Question about normalized RMI

minpark815 · June 4, 2025, 12:08am

Hello Professor Peixoto,

I was wondering whether it is ok for normalized RMI values to be much greater than 1. I am using this function with the norm=True flag. graph_tool.inference.reduced_mutual_information(x, y, norm=True)

I’m listing two environments that I’ve tested my code on below and the partitions I used with an example code snippet to read the partitions in.

Personal mac environment

Graph tool version here is 2.97 (commit cd15650e, Wed Apr 16 19:28:42 2025 +0200) with Python 3.13.3 (main, Apr 8 2025, 13:54:08) [Clang 16.0.0 (clang-1600.0.26.6)] on darwin
Operating system here is Darwin 24.3.0 Darwin Kernel Version 24.3.0: Thu Jan 2 20:31:46 PST 2025; root:xnu-11215.81.4~4/RELEASE_ARM64_T8132 arm64. It’s an M4 MacBook Air running Sequoia15.3.2.

Linux server environment

Graph tool version here is 2.77 (commit c6a3b9f3, Fri Aug 9 15:03:36 2024 -0300) with Python 3.10.15 (main, Sep 7 2024, 18:35:33) [GCC 9.4.0] on linux
Operating system here is Linux 5.14.0-427.50.1.el9_4.x86_64 #1 SMP PREEMPT_DYNAMIC Wed Dec 18 13:06:23 EST 2024 x86_64 x86_64 x86_64 GNU/Linux.

Minimal working example:
estimated_partition.csv (322.2 KB)
groundtruth_partition.csv (301.8 KB)

The two CSV uploaded are partitions in a csv format where each row is node_id,cluster_id. It’s also sorted by node ids. In my code snippet at the bottom of this post, I’m reading these two file formats into two arrays which is then passed to the RMI function. As I read the clustering files, I check to make sure that

Both lists have the same length, meaning same number of nodes
Both lists contain exactly one cluster ID per node

When I run this code, I get a result like this.

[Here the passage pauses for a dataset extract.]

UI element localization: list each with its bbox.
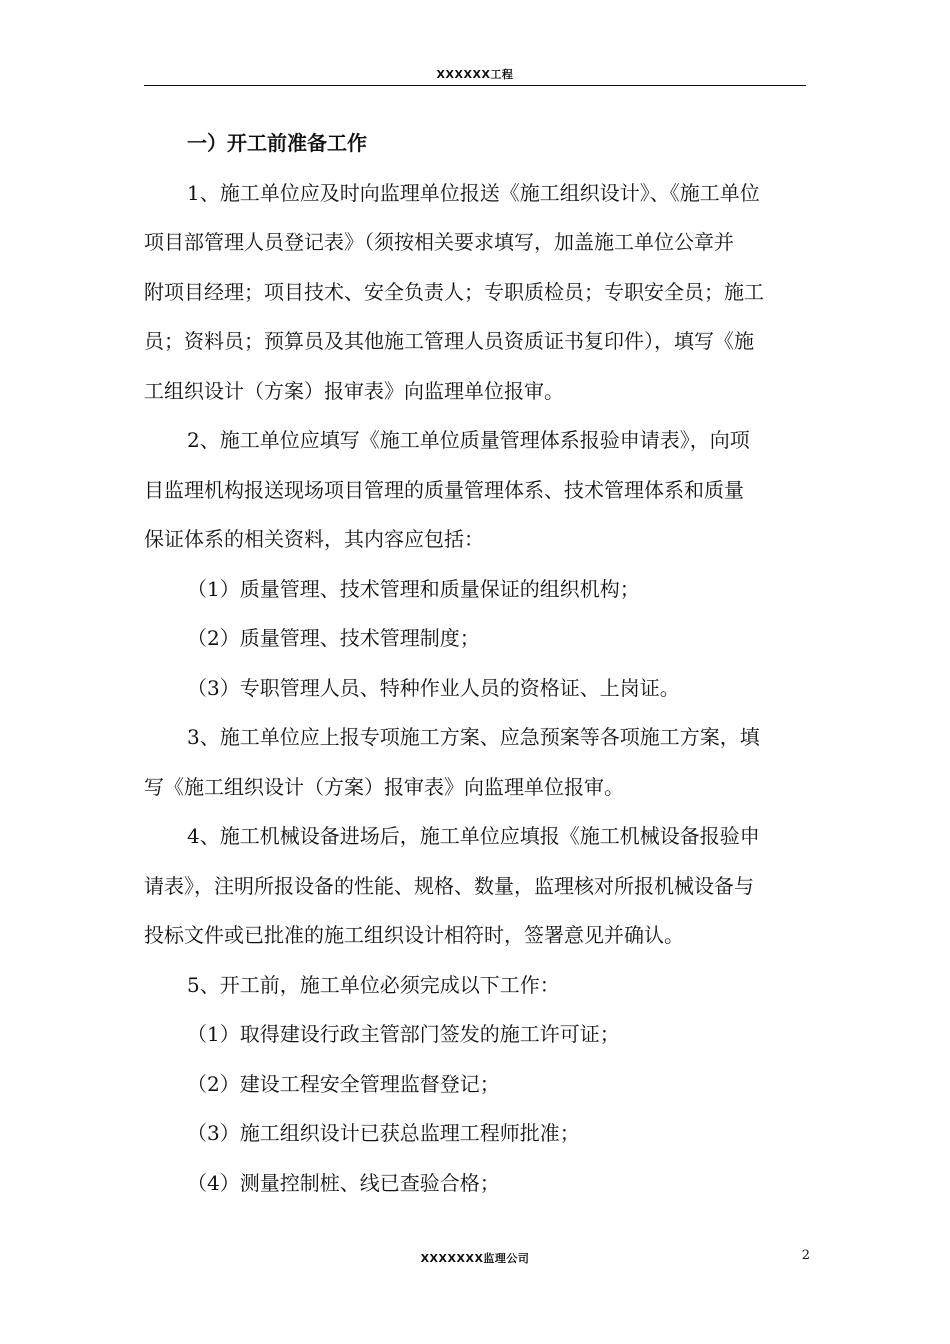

norm=false: 2.293921006280844
norm=true: 2.3954806656880083

import graph_tool.all as gt
import numpy as np

def read_clustering(filepath):
    num_nodes = 0
    with open(filepath, "r") as f:
        num_nodes = len(f.readlines())
    current_partition = np.full(num_nodes, -1)
    with open(filepath, "r") as f:
        for line in f:
            node_id,cluster_id = line.strip().split(",")
            if current_partition[int(node_id)] != -1:
                print("duplicate node id in clustering file. aborting.")
                exit(1)
            current_partition[int(node_id)] = int(cluster_id)

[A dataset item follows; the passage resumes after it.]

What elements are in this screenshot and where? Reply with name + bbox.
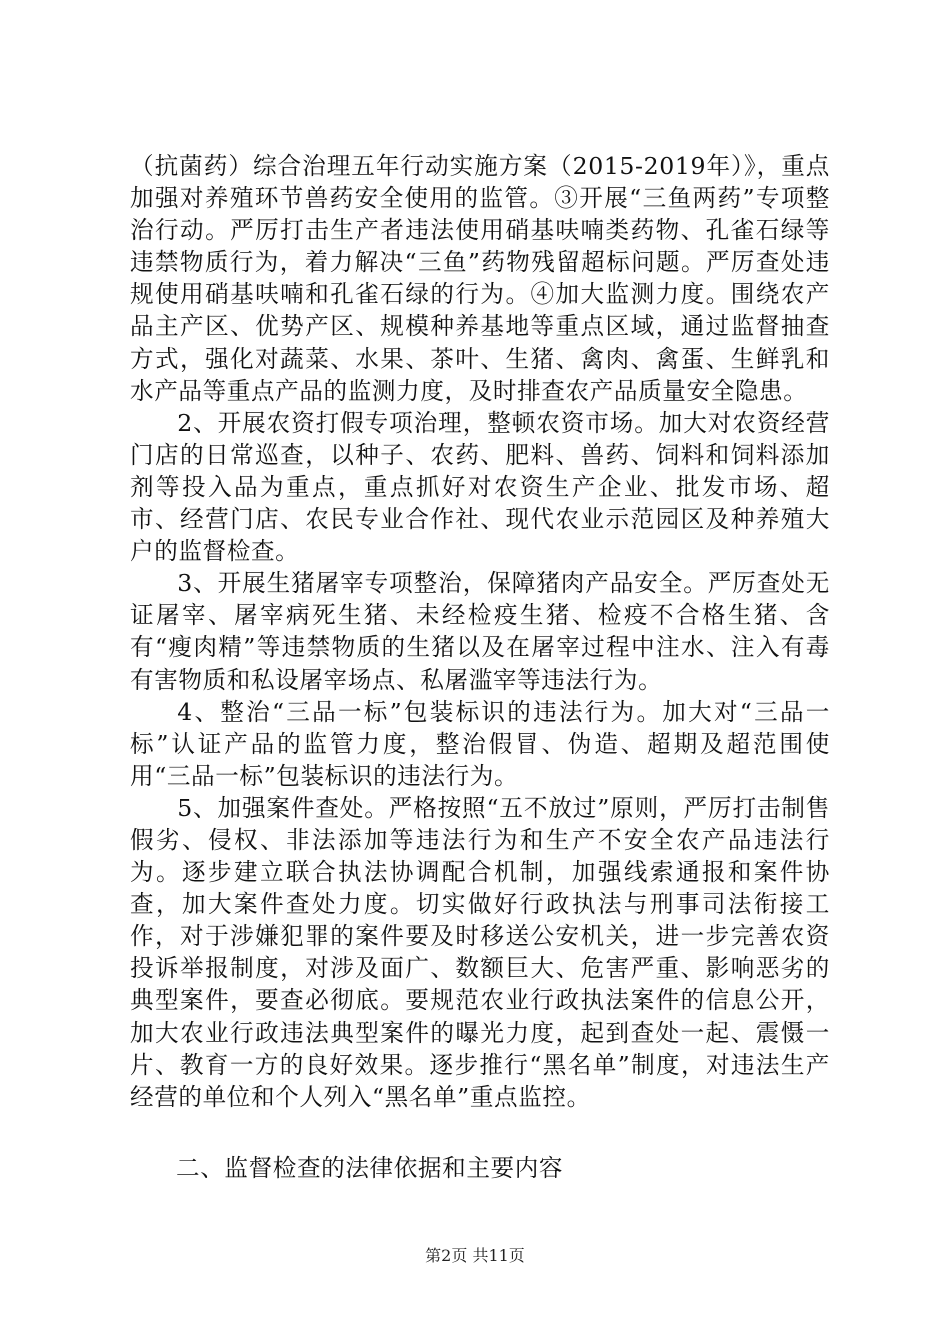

    for cluster_id in current_partition:
        if cluster_id == -1:
            print("missing cluster id information for a node. aborting.")
            exit(1)
    return current_partition

groundtruth_partition = read_clustering("./groundtruth_partition.csv")
estimated_partition = read_clustering("./estimated_partition.csv")


if len(groundtruth_partition) != len(estimated_partition):
    print("partitions don't match in length. aborting.")
    exit(1)

print(f"norm=false: {gt.reduced_mutual_information(groundtruth_partition, estimated_partition, norm=False)}")
print(f"norm=true: {gt.reduced_mutual_information(groundtruth_partition, estimated_partition, norm=True)}")

I saw another post about RMI values but that post seemed more concerned about values being negative, and about reconciling the different results from the different bit representation in newman’s code.